At the end of the two treatment periods, patients restart their pre-study dose
of pyridostigmine. Patients can qualify for participation in part 2 based on
the Myasthenia Gravis Impairment Index (MGII) determined at inclusion. Patients
scoring >10 points, meaning that they still have some residual symptoms based
on the patient acceptable symptom state threshold for MGII, will move on to the
second part of the study.
In the second part of the study the effect of two doses of amifampridine as
add-on to pyridostigmine will be studied. Patients will be randomly assigned to
either one of three treatment sequences; 1) amifampridine 30 mg - amifampridine
60 mg - placebo or 2) amifampridine 60 mg - placebo - amifampridine 30 mg or 3)
placebo - amifampridine 30 mg - amifampridine 60 mg.
Again, each treatment period consists of 5 days and will be separated by a
2-day wash-out period. Measurements will be performed at every last day of
treatment (day 19, day 26 and day 33).
Patients will have the option to participate in a PK/PD Substudy to
characterize the PK and PD of amifampridine in AChR positive MG patients.
After the completion of part 2, patients will be given the option to continue
amifampridine. This will be provided off-label by prescription of the treating
physician as part of usual clinical care. For these patients, additional
measurements will be performed at 3 months and 6 months to determine long-term
efficacy and side effects.

The first part of the study lasts 2 weeks and the second part of the study 3
weeks. Patients will have to visit the hospital once for inclusion and six
times during the study (once a week with additionally a baseline visit at the
beginning of the study).
During the visits the MGII, MG-ADL, QMG, MG-QoL15r, EQ-5D-5L and TSQM-9 will be
obtained. For safety measures, control of vital signs will be performed and
blood samples will be taken. AChR antibody levels will be measured at baseline,
after part 1 and after part 2 of the study. Serum levels of pyridostigmine,
preferably trough levels, will be determined weekly during both parts of the
study. Serum levels, preferably trough levels, of amifampridine will be
determined weekly during part 2 of the study. An ECG will be performed at
baseline and weekly during part 2 of the study.

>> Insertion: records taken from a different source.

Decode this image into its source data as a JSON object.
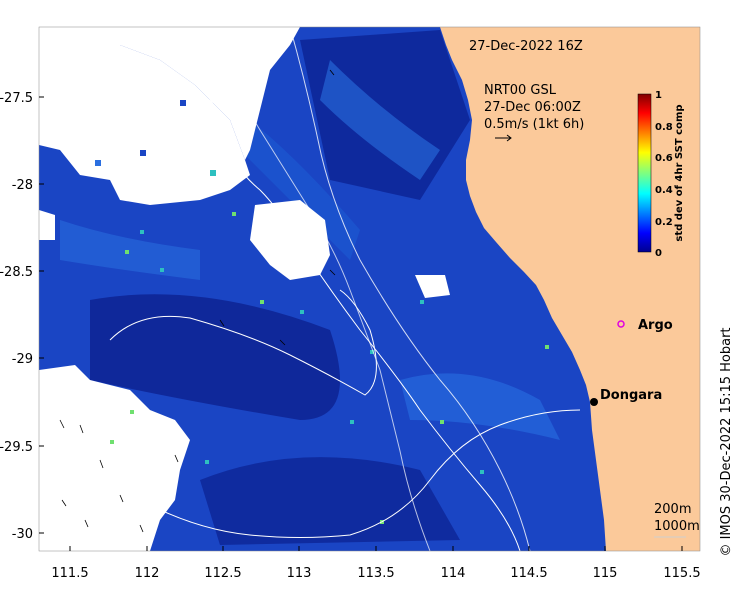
{
  "map": {
    "datetime_label": "27-Dec-2022 16Z",
    "current_info": {
      "line1": "NRT00 GSL",
      "line2": "27-Dec 06:00Z",
      "line3": "0.5m/s (1kt 6h)"
    },
    "lon_ticks": [
      "111.5",
      "112",
      "112.5",
      "113",
      "113.5",
      "114",
      "114.5",
      "115",
      "115.5"
    ],
    "lat_ticks": [
      "-27.5",
      "-28",
      "-28.5",
      "-29",
      "-29.5",
      "-30"
    ],
    "places": [
      {
        "name": "Argo",
        "marker": "open-circle",
        "color": "#e000e0"
      },
      {
        "name": "Dongara",
        "marker": "filled-dot",
        "color": "#000000"
      }
    ],
    "depth_labels": [
      "200m",
      "1000m"
    ],
    "credit": "© IMOS 30-Dec-2022 15:15 Hobart",
    "colors": {
      "land": "#fbc99a",
      "no_data": "#ffffff",
      "ocean_low": "#0a1a8c",
      "ocean_mid": "#1f6bd6",
      "ocean_high": "#2ec0c0",
      "contour": "#ffffff"
    }
  },
  "colorbar": {
    "label": "std dev of 4hr SST comp",
    "ticks": [
      "0",
      "0.2",
      "0.4",
      "0.6",
      "0.8",
      "1"
    ],
    "range": [
      0,
      1
    ],
    "colormap": "jet"
  }
}
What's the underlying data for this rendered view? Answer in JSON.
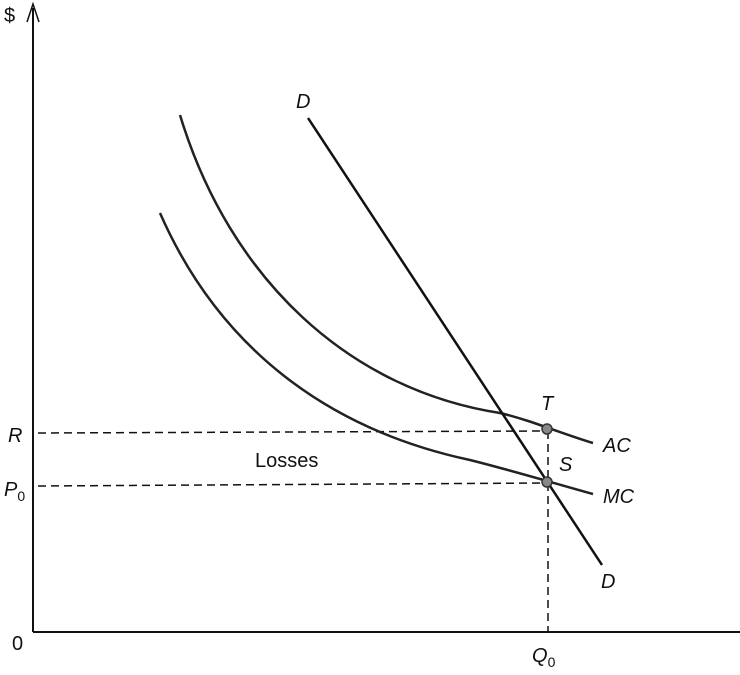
{
  "axes": {
    "y_label": "$",
    "origin_label": "0"
  },
  "curves": {
    "demand": {
      "label_top": "D",
      "label_bottom": "D"
    },
    "average_cost": {
      "label": "AC"
    },
    "marginal_cost": {
      "label": "MC"
    }
  },
  "points": {
    "T": "T",
    "S": "S"
  },
  "levels": {
    "R": "R",
    "P0": "P",
    "P0_sub": "0",
    "Q0": "Q",
    "Q0_sub": "0"
  },
  "region": {
    "losses": "Losses"
  },
  "colors": {
    "ink": "#111111",
    "point_fill": "#888888"
  }
}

Patients are asked weekly to fill out a side effects questionnaire and the
number of times escape medication was used including the effect of these
adjustments on the symptoms.
Side effects of pyridostigmine can be caused by either muscarinic activation
(blurry vision, nausea, vomiting, diarrhea, low lung compliance,
bronchoconstriction, bronchorrhea, increased secretions in the tracheobronchial
and gastrointestinal system, bradycardia and urinary frequency and urgency) or
nicotinic activation (flaccid paralysis and tachycardia) which, in extremely
rare and severe cases, can result in a cholinergic crisis. Side effects are
transient and will diminish 3-4 hours after taking pyridostigmine.
Side effects of amifampridine include transient paresthesias and
gastrointestinal symptoms, such as nausea, diarrhea and abdominal pain.
Seizures have been reported, but only with doses of amifampridine above 100 mg
per day, which is higher than the doses used in the current study.
Patients included in the optional PKPD Substudy will stay in the hospital on
the day of the measurements, in total 3 days. The blood samples of the
different timepoints will be drawn from a peripheral intravenous cannula.
The burden for patients participating in the open label extension phase is
estimated to be low. It concerns an observational period with an observation
moment after 3 and 6 months. During this period, the patient is treated with
amifampridine as part of clinical care.